You can get loans for up to 35% of your annual PayPal sales, but your first loan will be capped at $200,000. If you successfully pay it back (and we know you will), then your maximum loan size increases to $300,000 for future loans.
Frustratingly, PayPal doesn’t advertise its fees anywhere. That being said, in our research we came across business owners who said they had fees as low as 2% and as high as 25%—a pretty broad range.
Some of those business owners were on their third our fourth loan, and they said that they got better fee offers with later loans. So your fees will likely depend on everything from your loan amount to your repayment percentage to how many loans you’ve had with PayPal before.
So what kind of percentage can you expect? Well, on its website, PayPal says most people will pay either 5% or 10%. But we saw reports from business owners who chose to pay a much higher percentage, so you might have more options.

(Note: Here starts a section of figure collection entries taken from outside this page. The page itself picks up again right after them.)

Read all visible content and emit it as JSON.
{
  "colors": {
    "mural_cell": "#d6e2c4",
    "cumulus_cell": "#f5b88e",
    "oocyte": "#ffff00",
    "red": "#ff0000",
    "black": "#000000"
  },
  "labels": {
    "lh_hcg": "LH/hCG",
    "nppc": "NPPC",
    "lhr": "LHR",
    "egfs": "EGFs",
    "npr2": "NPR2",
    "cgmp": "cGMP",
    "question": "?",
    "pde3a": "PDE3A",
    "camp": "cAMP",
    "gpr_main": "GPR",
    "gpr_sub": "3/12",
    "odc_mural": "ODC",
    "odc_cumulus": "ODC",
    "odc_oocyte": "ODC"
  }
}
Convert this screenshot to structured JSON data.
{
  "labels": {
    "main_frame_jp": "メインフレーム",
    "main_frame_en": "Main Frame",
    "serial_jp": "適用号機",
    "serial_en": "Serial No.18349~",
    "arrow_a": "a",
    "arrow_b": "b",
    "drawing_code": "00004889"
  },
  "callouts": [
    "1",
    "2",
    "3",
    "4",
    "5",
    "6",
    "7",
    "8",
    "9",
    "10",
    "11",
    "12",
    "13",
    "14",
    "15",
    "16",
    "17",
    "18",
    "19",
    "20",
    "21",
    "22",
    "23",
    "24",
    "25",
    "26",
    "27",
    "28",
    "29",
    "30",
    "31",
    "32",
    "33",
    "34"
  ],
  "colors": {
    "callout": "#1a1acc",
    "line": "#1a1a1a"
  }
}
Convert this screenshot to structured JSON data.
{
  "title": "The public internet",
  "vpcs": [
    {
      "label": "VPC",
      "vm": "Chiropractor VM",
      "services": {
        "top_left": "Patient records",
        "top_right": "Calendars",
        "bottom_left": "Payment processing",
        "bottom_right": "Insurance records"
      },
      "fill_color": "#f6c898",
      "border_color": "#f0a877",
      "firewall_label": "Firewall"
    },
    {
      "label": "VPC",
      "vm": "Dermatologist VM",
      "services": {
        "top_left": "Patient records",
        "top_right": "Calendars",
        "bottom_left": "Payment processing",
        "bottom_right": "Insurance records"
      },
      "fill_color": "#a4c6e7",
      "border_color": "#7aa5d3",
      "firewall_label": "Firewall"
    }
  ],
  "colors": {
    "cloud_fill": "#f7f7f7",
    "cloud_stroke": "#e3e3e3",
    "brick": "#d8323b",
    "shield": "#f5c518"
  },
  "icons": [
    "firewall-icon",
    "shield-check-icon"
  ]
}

There’s a few final things to note about PayPal Working Capital:
- Your repayment percentage will include tax and shipping costs.
- You can have only one PayPal loan at a time.
- PayPal will monitor your sales for unexpected drop-offs.
Stripe is the latest payment processor to start offering financing—and it’s the tightest lipped.
So we know the basics: if Stripe likes what it sees in your account, it will offer you financing. Sometimes that’s a loan, with a set repayment term, but sometimes it’s an MCA without a set term. Either way, your financing comes with a fixed fee, and you repay your funds with a percentage of your Stripe credit card sales.